We're introduced to Jojo (Roman Griffin Davis) and his führer Adolf (Waititi) from the first moments. Jojo is giving himself affirmations in the mirror, gearing up for his first day of training camp in Hitler's youth army. Adolf decides to get the blood pumping by having a Heil Hitler-off, and they're so jazzed they run feverishly through the streets in excitement. And off we go. At the training camp, we get our first glimpse of Jojo's conscience when he's unable to kill a rabbit, earning him the nickname Jojo Rabbit. Later, in an effort to prove everyone wrong, a mishap occurs with help from his negligent superior officer Captain K (Sam Rockwell, 'Three Billboards Outside Ebbing, Missouri') where he's sidelined and left to run errands for the war officers and spend time alone at home. Here, he discovers his mother Rosie (Scarlett Johansson, 'Avengers: Endgame') is hiding teenage Jew Elsa (Thomasin McKenzie) in the walls. Knowing little about the Jewish people except the usual stuff - you know, horns, mind control, attraction to shiny and ugly things etc. - Jojo decides to use Elsa to write the definitive works on Jews and impress his superiors. So naturally, Elsa uses her Jew mind powers to slowly turn young Jojo until he's not sure where he stands or who he can trust anymore, including his mother and his best imaginary friend.
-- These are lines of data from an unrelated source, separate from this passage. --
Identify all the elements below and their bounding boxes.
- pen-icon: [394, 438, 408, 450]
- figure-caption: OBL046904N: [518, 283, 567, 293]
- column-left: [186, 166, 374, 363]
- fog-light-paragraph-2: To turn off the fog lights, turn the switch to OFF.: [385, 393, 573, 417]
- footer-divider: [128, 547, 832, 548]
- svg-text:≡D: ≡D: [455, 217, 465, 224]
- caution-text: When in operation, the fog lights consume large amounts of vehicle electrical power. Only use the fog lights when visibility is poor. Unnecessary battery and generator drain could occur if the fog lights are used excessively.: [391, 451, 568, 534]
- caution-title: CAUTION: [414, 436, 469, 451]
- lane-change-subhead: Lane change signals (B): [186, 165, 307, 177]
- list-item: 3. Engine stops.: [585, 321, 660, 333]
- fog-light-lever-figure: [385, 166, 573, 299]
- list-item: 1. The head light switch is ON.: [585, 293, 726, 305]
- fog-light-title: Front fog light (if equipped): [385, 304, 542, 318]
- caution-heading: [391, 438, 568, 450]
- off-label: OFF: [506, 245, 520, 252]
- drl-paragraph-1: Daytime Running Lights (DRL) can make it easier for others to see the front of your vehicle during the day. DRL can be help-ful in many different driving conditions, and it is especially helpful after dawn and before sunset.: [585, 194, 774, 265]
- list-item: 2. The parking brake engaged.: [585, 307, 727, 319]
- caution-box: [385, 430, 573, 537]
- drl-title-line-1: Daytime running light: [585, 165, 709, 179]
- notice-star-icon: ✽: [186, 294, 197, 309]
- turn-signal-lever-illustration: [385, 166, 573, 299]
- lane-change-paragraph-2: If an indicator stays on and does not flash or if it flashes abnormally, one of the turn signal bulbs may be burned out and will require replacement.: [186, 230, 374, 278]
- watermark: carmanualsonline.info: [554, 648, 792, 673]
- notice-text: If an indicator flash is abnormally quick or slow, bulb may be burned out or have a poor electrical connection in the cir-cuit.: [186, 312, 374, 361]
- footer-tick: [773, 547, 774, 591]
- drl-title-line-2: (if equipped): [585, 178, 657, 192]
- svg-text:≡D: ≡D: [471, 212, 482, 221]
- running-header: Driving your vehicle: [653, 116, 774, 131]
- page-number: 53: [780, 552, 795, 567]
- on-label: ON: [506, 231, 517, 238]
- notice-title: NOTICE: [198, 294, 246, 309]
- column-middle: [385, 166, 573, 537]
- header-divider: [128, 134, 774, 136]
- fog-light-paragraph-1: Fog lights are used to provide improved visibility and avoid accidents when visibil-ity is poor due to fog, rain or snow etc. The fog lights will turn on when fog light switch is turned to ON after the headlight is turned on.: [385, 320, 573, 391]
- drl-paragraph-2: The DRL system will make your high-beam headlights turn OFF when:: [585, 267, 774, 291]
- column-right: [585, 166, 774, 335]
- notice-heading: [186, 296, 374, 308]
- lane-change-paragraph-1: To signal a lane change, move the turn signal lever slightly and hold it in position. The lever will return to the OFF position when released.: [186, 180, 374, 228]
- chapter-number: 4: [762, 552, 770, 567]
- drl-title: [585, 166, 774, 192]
There are good films, there are great films, and there are special films - 'Jojo Rabbit' happens to be all three. If it's not the opening title sequence showcasing stock footage of masses giving he Nazi salute to a German language version of The Beatles' 'I Want To Hold Your Hand', then it's the film's brilliant young cast, a Maori Adolf Hilter with a half Kiwi/half German accent, the sidesplitting mockery and satire or Ms Johansson's finest performance since 'Her'...or last week when I watched 'Marriage Story'. She's having a really good year.
Waititi has a knack for films that are big in substance, yet humble in style. There's nothing grandiose here. There are no immense war set-pieces. We're not led to believe this all takes place in a major city or another war-ravaged town. It's about the people, actions, and making fun and shedding light on the whole sodding mess. Taika also brings to the production his platinum-level skill that is possessed by few and coveted by many - his ability to scout and direct children to great performances. It's a talent that he's proven time and time again, and 'Jojo Rabbit' is no exception. Just look at the latest spate of award nominations raining down upon the film, in particular, his lead Griffin Davis.
It's about the people, actions, and making fun and shedding light on the whole sodding mess.
Through his use of music and uncanny ability to find humour and heart in the darkest of moments, Waititi has created an everlasting story that gives the power back to the persecuted and hope to the lost. 'Jojo Rabbit' will make you cry from laughter, cry from emotional pain, and cry with hope. It is simply stunning in all its facets, and a truly remarkable and unexpected film.